When the Pirates traded Nate McLouth to the Braves, a key piece of the return was Charlie Morton. Then a 25-year-old with a live arm and little big league success, not much has changed in the two and a half seasons since. Morton’s career with the Pirates entering his Monday night start in St. Louis included 35 starts, a 5.91 ERA, and a 1.83 strikeout-to-walk ratio. The 2010 season was particularly cruel to Morton as he missed five weeks due to shoulder fatigue in between posting an ERA over 7.50. Despite the gaudy runs allowed totals, Morton’s SIERA remained reasonable at 4.26 thanks to solid groundball rates (48 percent last season) and a career best strikeout rate (6.7 batters per nine innings pitched) combined with a career low walk rate (2.9 batters per nine innings pitched).
Morton credited a strong spring to dropping his arm ever so slightly in his deliver. The new arm angle was on display within a stadium with pitchfx data for the first time on Monday night and the results confirm the change:
A new arm angle is nothing without improved results and Morton’s first start of 2011 brought a mixed bag. On one hand, his peripherals are unimpressive thanks to five walks and only two strikeouts. That’s not a recipe for success in the upper minors, not along the majors. Yet, Morton allowed only one run because he placed his low-to-mid-90s sinker down in the zone all night and the Cardinals never adjusted, instead pounding the pitch into the ground time after time. The result was 17 batted balls comprised of 15 groundballs. Add an infield fly to the total and it’s no wonder the Cardinals managed only one extra base hit off Morton on the night –that coming on a ground-rule double that was hit on the ground. The highlight of the night was Morton retiring Albert Pujols three times on bouncers to third. Conversely, the walks are a concern, but it was Morton’s first regular season start, so they can be pardoned.

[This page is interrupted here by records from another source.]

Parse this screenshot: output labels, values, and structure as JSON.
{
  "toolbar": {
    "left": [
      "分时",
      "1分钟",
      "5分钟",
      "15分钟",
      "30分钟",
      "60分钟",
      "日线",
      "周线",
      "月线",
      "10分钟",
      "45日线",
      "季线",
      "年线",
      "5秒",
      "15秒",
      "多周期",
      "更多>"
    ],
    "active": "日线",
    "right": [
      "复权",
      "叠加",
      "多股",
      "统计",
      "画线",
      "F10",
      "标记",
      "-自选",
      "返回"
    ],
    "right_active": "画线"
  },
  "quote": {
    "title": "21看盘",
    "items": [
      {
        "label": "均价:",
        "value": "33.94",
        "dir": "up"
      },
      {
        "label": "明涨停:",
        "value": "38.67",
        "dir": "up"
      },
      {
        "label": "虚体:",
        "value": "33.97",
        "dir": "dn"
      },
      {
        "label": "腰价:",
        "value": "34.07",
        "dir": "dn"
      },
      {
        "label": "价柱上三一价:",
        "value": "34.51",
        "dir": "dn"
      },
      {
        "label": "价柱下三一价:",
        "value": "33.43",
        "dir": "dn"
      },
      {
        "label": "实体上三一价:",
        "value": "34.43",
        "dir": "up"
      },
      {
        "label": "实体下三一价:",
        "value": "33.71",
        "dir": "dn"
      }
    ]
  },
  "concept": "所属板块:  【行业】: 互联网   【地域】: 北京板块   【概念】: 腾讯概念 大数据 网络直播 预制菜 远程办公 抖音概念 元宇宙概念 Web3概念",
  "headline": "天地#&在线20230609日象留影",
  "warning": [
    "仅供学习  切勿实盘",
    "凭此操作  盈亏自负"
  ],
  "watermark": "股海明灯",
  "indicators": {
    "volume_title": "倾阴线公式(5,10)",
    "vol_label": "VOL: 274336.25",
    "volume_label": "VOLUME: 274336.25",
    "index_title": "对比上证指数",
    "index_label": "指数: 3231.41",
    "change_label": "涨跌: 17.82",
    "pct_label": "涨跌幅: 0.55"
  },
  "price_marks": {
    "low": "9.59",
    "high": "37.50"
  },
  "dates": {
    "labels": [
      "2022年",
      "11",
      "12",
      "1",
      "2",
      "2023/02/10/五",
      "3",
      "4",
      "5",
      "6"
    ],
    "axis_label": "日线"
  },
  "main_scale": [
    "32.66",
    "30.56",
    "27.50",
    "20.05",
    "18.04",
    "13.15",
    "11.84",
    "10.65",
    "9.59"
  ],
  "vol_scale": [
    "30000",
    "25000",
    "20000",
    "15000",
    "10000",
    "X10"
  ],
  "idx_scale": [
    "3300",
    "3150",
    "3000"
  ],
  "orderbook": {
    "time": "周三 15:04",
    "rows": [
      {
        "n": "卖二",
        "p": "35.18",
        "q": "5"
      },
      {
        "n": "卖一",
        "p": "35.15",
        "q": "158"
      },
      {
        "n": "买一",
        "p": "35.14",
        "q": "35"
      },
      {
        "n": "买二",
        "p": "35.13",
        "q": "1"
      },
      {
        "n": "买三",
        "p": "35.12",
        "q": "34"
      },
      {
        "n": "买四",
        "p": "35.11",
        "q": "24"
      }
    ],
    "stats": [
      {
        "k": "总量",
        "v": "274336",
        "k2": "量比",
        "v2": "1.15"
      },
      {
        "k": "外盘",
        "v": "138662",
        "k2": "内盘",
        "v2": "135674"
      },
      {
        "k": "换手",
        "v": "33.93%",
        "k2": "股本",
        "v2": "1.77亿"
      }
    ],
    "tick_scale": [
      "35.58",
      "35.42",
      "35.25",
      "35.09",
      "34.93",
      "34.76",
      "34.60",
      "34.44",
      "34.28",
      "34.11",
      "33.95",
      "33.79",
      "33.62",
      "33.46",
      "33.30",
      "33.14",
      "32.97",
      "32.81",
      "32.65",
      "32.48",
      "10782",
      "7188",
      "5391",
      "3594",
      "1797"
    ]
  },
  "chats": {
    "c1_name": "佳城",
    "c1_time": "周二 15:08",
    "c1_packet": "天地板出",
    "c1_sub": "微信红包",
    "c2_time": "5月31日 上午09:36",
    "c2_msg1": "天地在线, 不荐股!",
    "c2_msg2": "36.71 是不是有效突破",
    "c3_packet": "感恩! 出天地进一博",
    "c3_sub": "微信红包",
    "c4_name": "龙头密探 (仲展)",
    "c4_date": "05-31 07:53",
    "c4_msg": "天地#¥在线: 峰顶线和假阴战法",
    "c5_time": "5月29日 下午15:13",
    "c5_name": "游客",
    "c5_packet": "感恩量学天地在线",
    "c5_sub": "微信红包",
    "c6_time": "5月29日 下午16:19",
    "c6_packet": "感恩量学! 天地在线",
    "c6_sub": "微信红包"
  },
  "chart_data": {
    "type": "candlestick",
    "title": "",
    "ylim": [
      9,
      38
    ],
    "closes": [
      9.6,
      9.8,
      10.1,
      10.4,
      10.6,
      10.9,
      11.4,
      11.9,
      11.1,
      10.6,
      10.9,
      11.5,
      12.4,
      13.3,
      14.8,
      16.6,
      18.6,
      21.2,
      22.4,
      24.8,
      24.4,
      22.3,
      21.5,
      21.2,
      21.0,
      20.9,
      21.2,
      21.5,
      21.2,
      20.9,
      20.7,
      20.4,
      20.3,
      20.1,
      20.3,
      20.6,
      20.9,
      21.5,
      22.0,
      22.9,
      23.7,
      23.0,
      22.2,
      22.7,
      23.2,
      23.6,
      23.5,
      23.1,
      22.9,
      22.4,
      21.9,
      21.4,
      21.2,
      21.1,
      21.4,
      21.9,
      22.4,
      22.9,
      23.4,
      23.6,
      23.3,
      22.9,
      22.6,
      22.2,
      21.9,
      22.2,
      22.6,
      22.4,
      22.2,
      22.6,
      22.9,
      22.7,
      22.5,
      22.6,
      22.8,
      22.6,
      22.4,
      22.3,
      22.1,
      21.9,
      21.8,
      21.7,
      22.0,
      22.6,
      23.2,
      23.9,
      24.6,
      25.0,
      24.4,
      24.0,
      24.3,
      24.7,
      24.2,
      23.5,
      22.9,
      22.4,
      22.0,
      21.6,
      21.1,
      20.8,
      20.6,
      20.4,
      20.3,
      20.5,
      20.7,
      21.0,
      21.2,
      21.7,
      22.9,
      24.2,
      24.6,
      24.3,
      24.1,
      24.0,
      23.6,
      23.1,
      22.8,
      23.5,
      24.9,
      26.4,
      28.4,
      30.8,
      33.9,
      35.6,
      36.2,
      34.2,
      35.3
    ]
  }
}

If Morton continues handing out free passes heading forward, eventually a few too many inopportune grounders will bleed through the infield. In other words, 2011 will look a lot like 2010, except with the new arm angle in tow. For now, though, an adjustment in release point is something to watch for as Morton attempts to make good on possibly his last chance to stick in a big league rotation.